Ao menos uma lição clara se destaca em meio à névoa: a sociedade é o centro de gravidade absoluto do Direito e Desenvolvimento. O termo “sociedade” é aqui usado em um sentido amplo – abrangendo a totalidade da história, a cultura, os recursos humanos e materiais, as composições religiosas e étnicas, a demografia, o conhecimento, as condições econômicas e a política. Nenhum aspecto do Direito e Desenvolvimento opera ou pode ser entendido isoladamente em relação a esses fatores circundantes. As qualidades, o caráter, os efeitos e as consequências do direito são completa e inescapavelmente influenciados pela sociedade circundante. Visto que cada contexto jurídico presente em cada sociedade envolve uma reunião única de forças e fatores, pode não haver nenhuma fórmula padrão para a regulação; uma lei que seja boa, em determinado lugar, pode apresentar efeitos ruins ou ser disfuncional em outro; consequências inesperadas podem vir a ocorrer. Intelectuais e profissionais do Direito e Desenvolvimento reconhecem a seguinte verdade fundamental: “o contexto importa”, “as condições locais são cruciais”, “as circunstâncias locais configuram a maneira como as coisas

funcionam”- variações dessa percepção têm se repetido tantas vezes que se pode considerá-la quase como um clichê (TAMANAHA, 2010, p.178).

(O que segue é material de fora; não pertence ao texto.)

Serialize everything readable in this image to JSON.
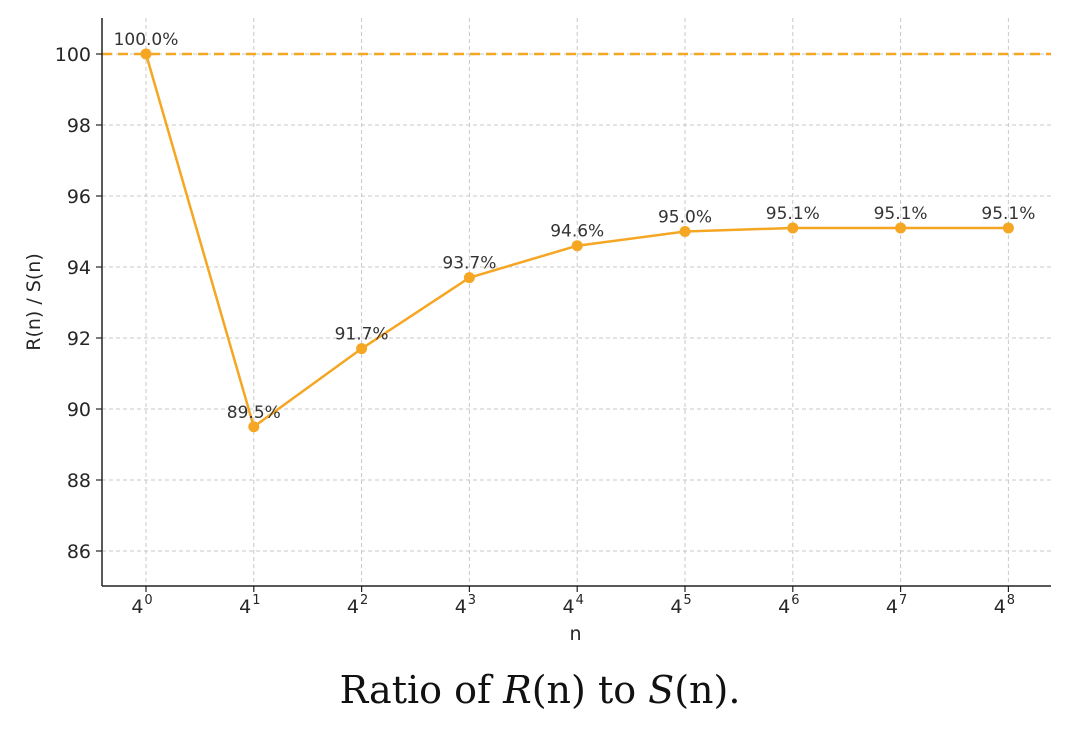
{
  "chart_data": {
    "type": "line",
    "x_base": "4",
    "x_exponents": [
      "0",
      "1",
      "2",
      "3",
      "4",
      "5",
      "6",
      "7",
      "8"
    ],
    "values": [
      100.0,
      89.5,
      91.7,
      93.7,
      94.6,
      95.0,
      95.1,
      95.1,
      95.1
    ],
    "data_labels": [
      "100.0%",
      "89.5%",
      "91.7%",
      "93.7%",
      "94.6%",
      "95.0%",
      "95.1%",
      "95.1%",
      "95.1%"
    ],
    "xlabel": "n",
    "ylabel": "R(n) / S(n)",
    "ylim": [
      85,
      101
    ],
    "yticks": [
      86,
      88,
      90,
      92,
      94,
      96,
      98,
      100
    ],
    "reference_line": 100,
    "grid": true,
    "line_color": "#f5a623",
    "grid_color": "#c8c8c8",
    "axis_color": "#222222"
  },
  "caption": {
    "prefix": "Ratio of ",
    "r_symbol": "R",
    "r_args": "(n)",
    "middle": " to ",
    "s_symbol": "S",
    "s_args": "(n)",
    "suffix": "."
  }
}
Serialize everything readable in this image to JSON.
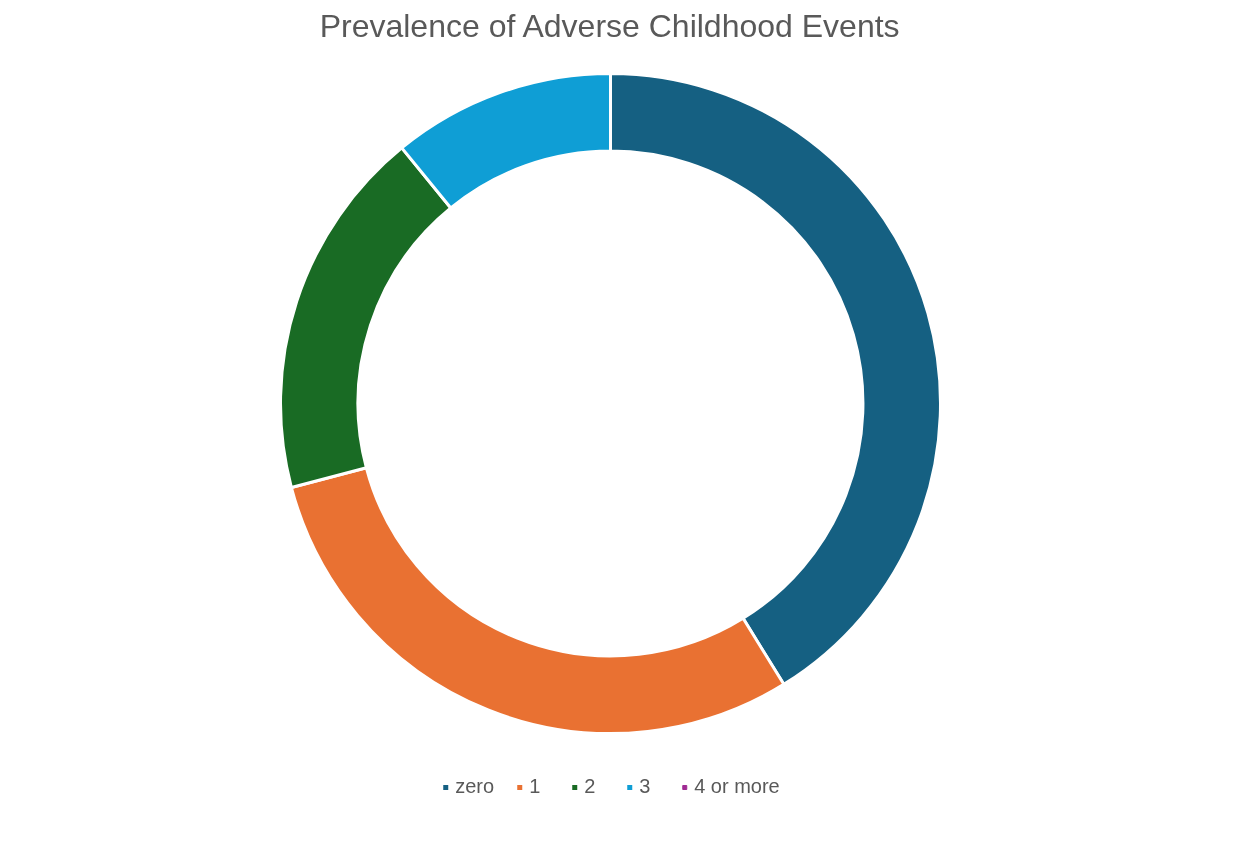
{
  "chart_data": {
    "type": "donut",
    "title": "Prevalence of Adverse Childhood Events",
    "categories": [
      "zero",
      "1",
      "2",
      "3",
      "4 or more"
    ],
    "values": [
      41.2,
      29.7,
      18.2,
      10.9,
      0
    ],
    "colors": [
      "#156082",
      "#e97132",
      "#196b24",
      "#0f9ed5",
      "#a02b93"
    ],
    "legend": "bottom"
  }
}
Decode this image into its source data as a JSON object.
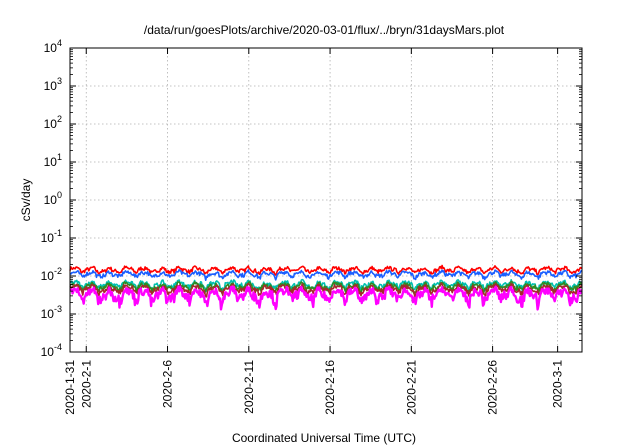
{
  "chart_data": {
    "type": "line",
    "title": "/data/run/goesPlots/archive/2020-03-01/flux/../bryn/31daysMars.plot",
    "xlabel": "Coordinated Universal Time (UTC)",
    "ylabel": "cSv/day",
    "yscale": "log",
    "ylim": [
      0.0001,
      10000
    ],
    "xlim": [
      "2020-01-31",
      "2020-03-02 12:00"
    ],
    "grid": true,
    "legend": "none",
    "y_ticks": [
      {
        "base": "10",
        "exp": "4"
      },
      {
        "base": "10",
        "exp": "3"
      },
      {
        "base": "10",
        "exp": "2"
      },
      {
        "base": "10",
        "exp": "1"
      },
      {
        "base": "10",
        "exp": "0"
      },
      {
        "base": "10",
        "exp": "-1"
      },
      {
        "base": "10",
        "exp": "-2"
      },
      {
        "base": "10",
        "exp": "-3"
      },
      {
        "base": "10",
        "exp": "-4"
      }
    ],
    "x_tick_labels": [
      "2020-1-31",
      "2020-2-1",
      "2020-2-6",
      "2020-2-11",
      "2020-2-16",
      "2020-2-21",
      "2020-2-26",
      "2020-3-1"
    ],
    "x_ticks": [
      "2020-01-31",
      "2020-02-01",
      "2020-02-06",
      "2020-02-11",
      "2020-02-16",
      "2020-02-21",
      "2020-02-26",
      "2020-03-01"
    ],
    "series": [
      {
        "color": "#ff0000",
        "mean": 0.0145,
        "band": 0.0035
      },
      {
        "color": "#1a5fff",
        "mean": 0.0112,
        "band": 0.0028
      },
      {
        "color": "#00c0b0",
        "mean": 0.006,
        "band": 0.0018
      },
      {
        "color": "#2e8b22",
        "mean": 0.0053,
        "band": 0.0016
      },
      {
        "color": "#a52a2a",
        "mean": 0.0046,
        "band": 0.0015
      },
      {
        "color": "#ff00ff",
        "mean": 0.0033,
        "band": 0.0018
      }
    ]
  }
}
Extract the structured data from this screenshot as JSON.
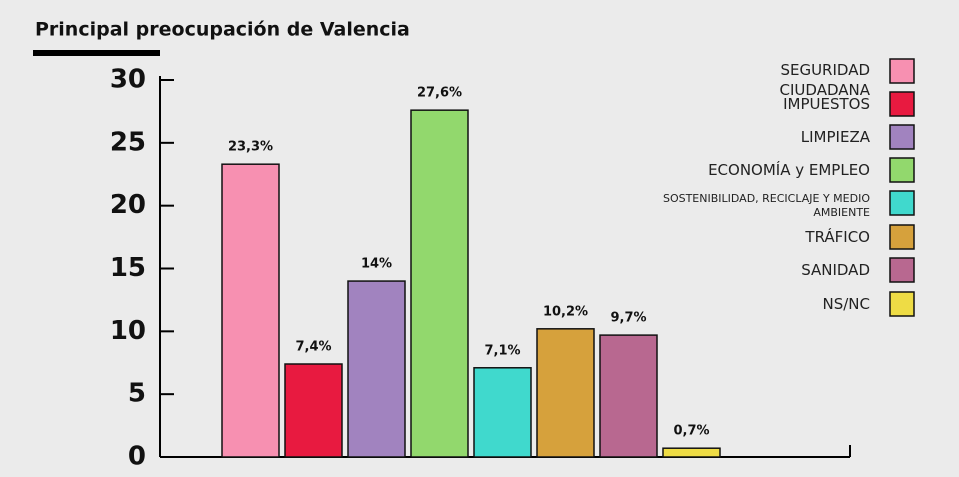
{
  "chart_data": {
    "type": "bar",
    "title": "Principal preocupación de Valencia",
    "categories": [
      "SEGURIDAD CIUDADANA",
      "IMPUESTOS",
      "LIMPIEZA",
      "ECONOMÍA y EMPLEO",
      "SOSTENIBILIDAD, RECICLAJE Y MEDIO AMBIENTE",
      "TRÁFICO",
      "SANIDAD",
      "NS/NC"
    ],
    "values": [
      23.3,
      7.4,
      14,
      27.6,
      7.1,
      10.2,
      9.7,
      0.7
    ],
    "value_labels": [
      "23,3%",
      "7,4%",
      "14%",
      "27,6%",
      "7,1%",
      "10,2%",
      "9,7%",
      "0,7%"
    ],
    "colors": [
      "#f790b1",
      "#e81a40",
      "#a183bf",
      "#92d86d",
      "#40d9cd",
      "#d6a13c",
      "#b86890",
      "#eedc45"
    ],
    "ylim": [
      0,
      30
    ],
    "yticks": [
      0,
      5,
      10,
      15,
      20,
      25,
      30
    ],
    "legend": "right"
  }
}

Prado (2010, p.2) atribui a falta de coesão do Direito e Desenvolvimento à multiplicidade de respostas às perguntas sobre qual é a relação entre o Direito e o Desenvolvimento, e como a lei se relaciona com problemas como “baixa renda, falta de educação e pouca saúde”. A autora divide os trabalhos de Direito e Desenvolvimento em dois grupos: os trabalhos sobre Direito no Desenvolvimento, que analisam o papel instrumental na lei no alcance de objetivos de desenvolvimento, e Direito como Desenvolvimento, que analisa as reformas jurídicas e o Estado do Direito como objetivos em si mesmos (PRADO, 2010, p.3). Os estudos sobre o Direito no Desenvolvimento abrigam a diversidade de concepções sobre a relação entre o Estado e a organização da economia, que refletem visões desenvolvimentistas (que defendem uma participação ativa do Estado), neoliberais (que defendem uma intervenção mínima do Estado) e neodesenvolvimentistas (que defendem o papel ativo dos agentes do mercado em um ambiente regulado pelo estado, com a formação de parcerias público-privadas). Os estudos sobre o Direito como Desenvolvimento integram a perspectiva de Sen (2000), onde as liberdades instrumentais - que incluem a participação política em um Estado Democrático de Direito - são meio e fim do desenvolvimento (PRADO, 2010, p.5-6).

Prado (2010, p.3) destaca ainda que não há uma metodologia uniforme, mas uma pluralidade de metodologias para os estudos em Direito e Desenvolvimento. Os estudos em Desenvolvimento (que já são um campo interdisciplinar), a Ciência Política, a Sociologia, a Antropologia e outras ciências apoiam os estudos em Direito e Desenvolvimento, de acordo com os interesses de cada pesquisador. A eficácia do Direito em orientar comportamentos e promover o desenvolvimento é também objeto de divergência entre os pesquisadores: para alguns estudos, como na Análise Econômica do Direito, o indivíduo é um “agente racional”, respondendo a incentivos, explícitos ou implícitos, de natureza econômica; para outros estudos, o comportamento do indivíduo deve ser visto a partir de uma perspectiva sociológica, valorizando o papel das culturas na reação do indivíduo ao Direito como instrumento de mudança.